WASHINGTON –- A group of Senate Democrats is planning a new offensive on climate change, one that members hope will galvanize congressional colleagues.
Sen. Barbara Boxer (D-Calif.) said Thursday the group will be "going on the offensive" on climate change to "wake up Congress." Boxer and Sen. Sheldon Whitehouse (D-R.I.) made the announcement in a meeting with reporters.
The Climate Action Task Force has 12 members -- all Democrats -- so far, Boxer said, and will hold an official unveiling Tuesday. The task force's efforts will include public events, floor speeches and bringing more outside partners, like religious organizations and businesses that support slowing climate change, to the table. "Everybody gets it, except for Congress," Boxer said.
Whitehouse said there has long been a "barricade of special-interest lies around Congress and around Washington" when it comes to climate change, and the group seeks to break it down. "Once that barricade is broken, all sorts of things become possible," Whitehouse said.
While the focus is more on advocacy than on promoting specific legislation, Boxer said she believes members could help build momentum for bills on fuel economy, alternative fuels and energy efficiency. Boxer acknowledged that they "don't have the votes" for many of the measures they would like to see passed in the Senate right now, "but we're going to get them."
For its first event, the task force invited former Vice President Al Gore to speak to senators shortly before the Christmas holiday. Members are also engaging key White House staff on the issue; Boxer said she already met with John Podesta, who was tapped to serve as an adviser to President Barack Obama on the climate and other issues.
Whitehouse and Boxer said they believed Senate Democratic leadership has become more receptive to climate work in the last year. They pointed to a speech that Senate Majority Leader Harry Reid (D-Nev.) gave on the subject last summer, and noted that Sen. Chuck Schumer (D-N.Y.), chair of the Democratic Policy and Communications Committee, has agreed to invite the group to a meeting.
Whitehouse remains optimistic, because, "victory on this is inevitable," he said.

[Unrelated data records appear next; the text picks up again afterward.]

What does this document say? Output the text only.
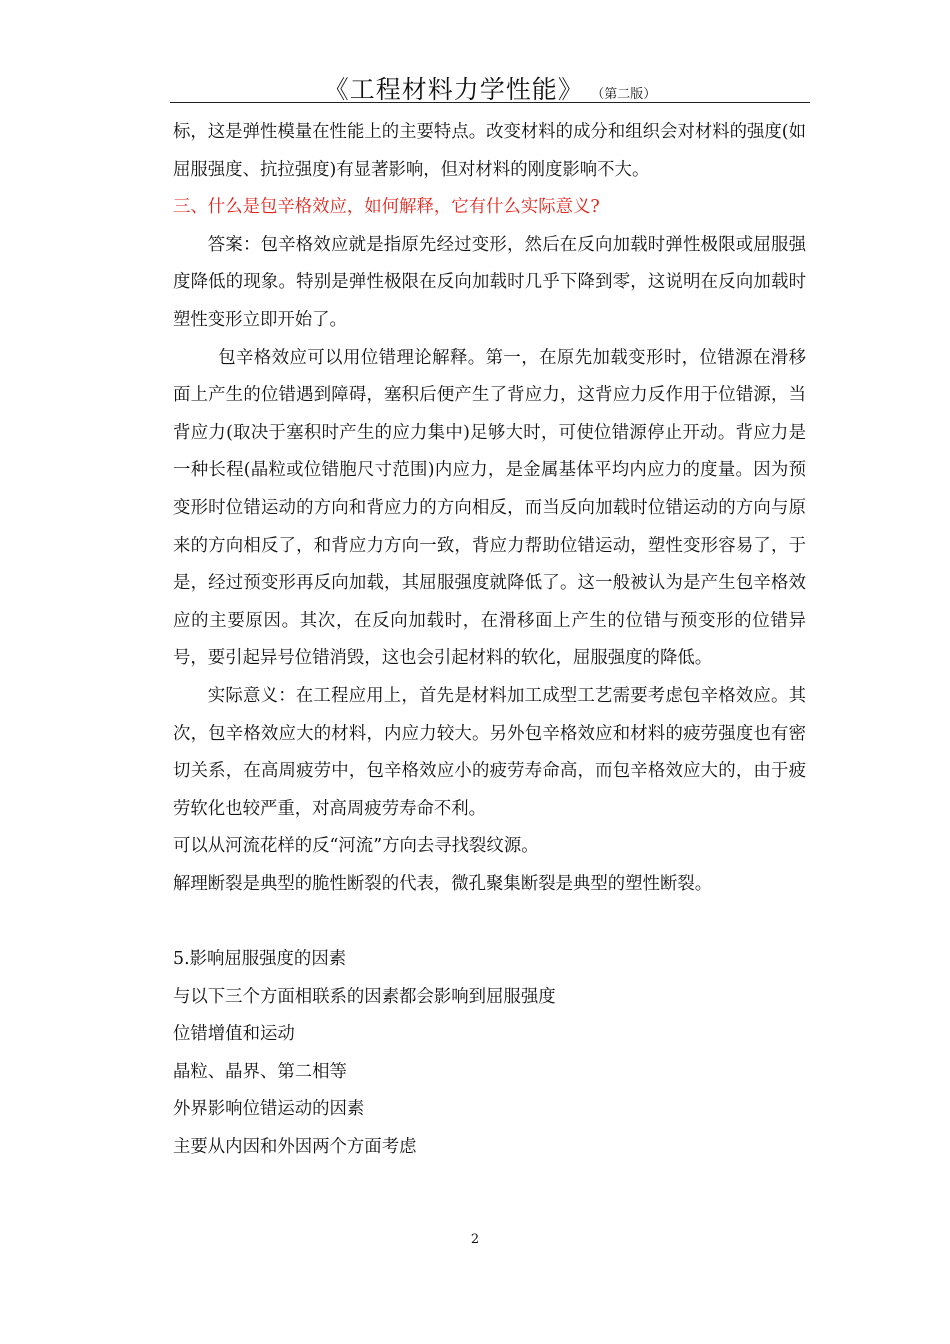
《工程材料力学性能》 $_{(第二版)}$

标，这是弹性模量在性能上的主要特点。改变材料的成分和组织会对材料的强度(如屈服强度、抗拉强度)有显著影响，但对材料的刚度影响不大。

三、什么是包辛格效应，如何解释，它有什么实际意义?

答案：包辛格效应就是指原先经过变形，然后在反向加载时弹性极限或屈服强度降低的现象。特别是弹性极限在反向加载时几乎下降到零，这说明在反向加载时塑性变形立即开始了。

包辛格效应可以用位错理论解释。第一，在原先加载变形时，位错源在滑移面上产生的位错遇到障碍，塞积后便产生了背应力，这背应力反作用于位错源，当背应力(取决于塞积时产生的应力集中)足够大时，可使位错源停止开动。背应力是一种长程(晶粒或位错胞尺寸范围)内应力，是金属基体平均内应力的度量。因为预变形时位错运动的方向和背应力的方向相反，而当反向加载时位错运动的方向与原来的方向相反了，和背应力方向一致，背应力帮助位错运动，塑性变形容易了，于是，经过预变形再反向加载，其屈服强度就降低了。这一般被认为是产生包辛格效应的主要原因。其次，在反向加载时，在滑移面上产生的位错与预变形的位错异号，要引起异号位错消毁，这也会引起材料的软化，屈服强度的降低。

实际意义：在工程应用上，首先是材料加工成型工艺需要考虑包辛格效应。其次，包辛格效应大的材料，内应力较大。另外包辛格效应和材料的疲劳强度也有密切关系，在高周疲劳中，包辛格效应小的疲劳寿命高，而包辛格效应大的，由于疲劳软化也较严重，对高周疲劳寿命不利。

可以从河流花样的反“河流”方向去寻找裂纹源。

解理断裂是典型的脆性断裂的代表，微孔聚集断裂是典型的塑性断裂。

5.影响屈服强度的因素

与以下三个方面相联系的因素都会影响到屈服强度

位错增值和运动

晶粒、晶界、第二相等

外界影响位错运动的因素

主要从内因和外因两个方面考虑

2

There are already several other congressional climate groups. There's a Bicameral Task Force on Climate Change, which includes House and Senate Democrats. There's also something that Boxer announced in 2012 called the "Climate Change Clearinghouse," a small group of Democrats who meet weekly to discuss climate science.
Whether the latest group will make a stand on one key issue, like the proposed Keystone XL pipeline the Obama administration is currently considering, is unclear. Boxer said that while she personally opposes it, she does not know if the task force will take a position. A decision on the pipeline is expected this year, and has been a major focus for climate activists.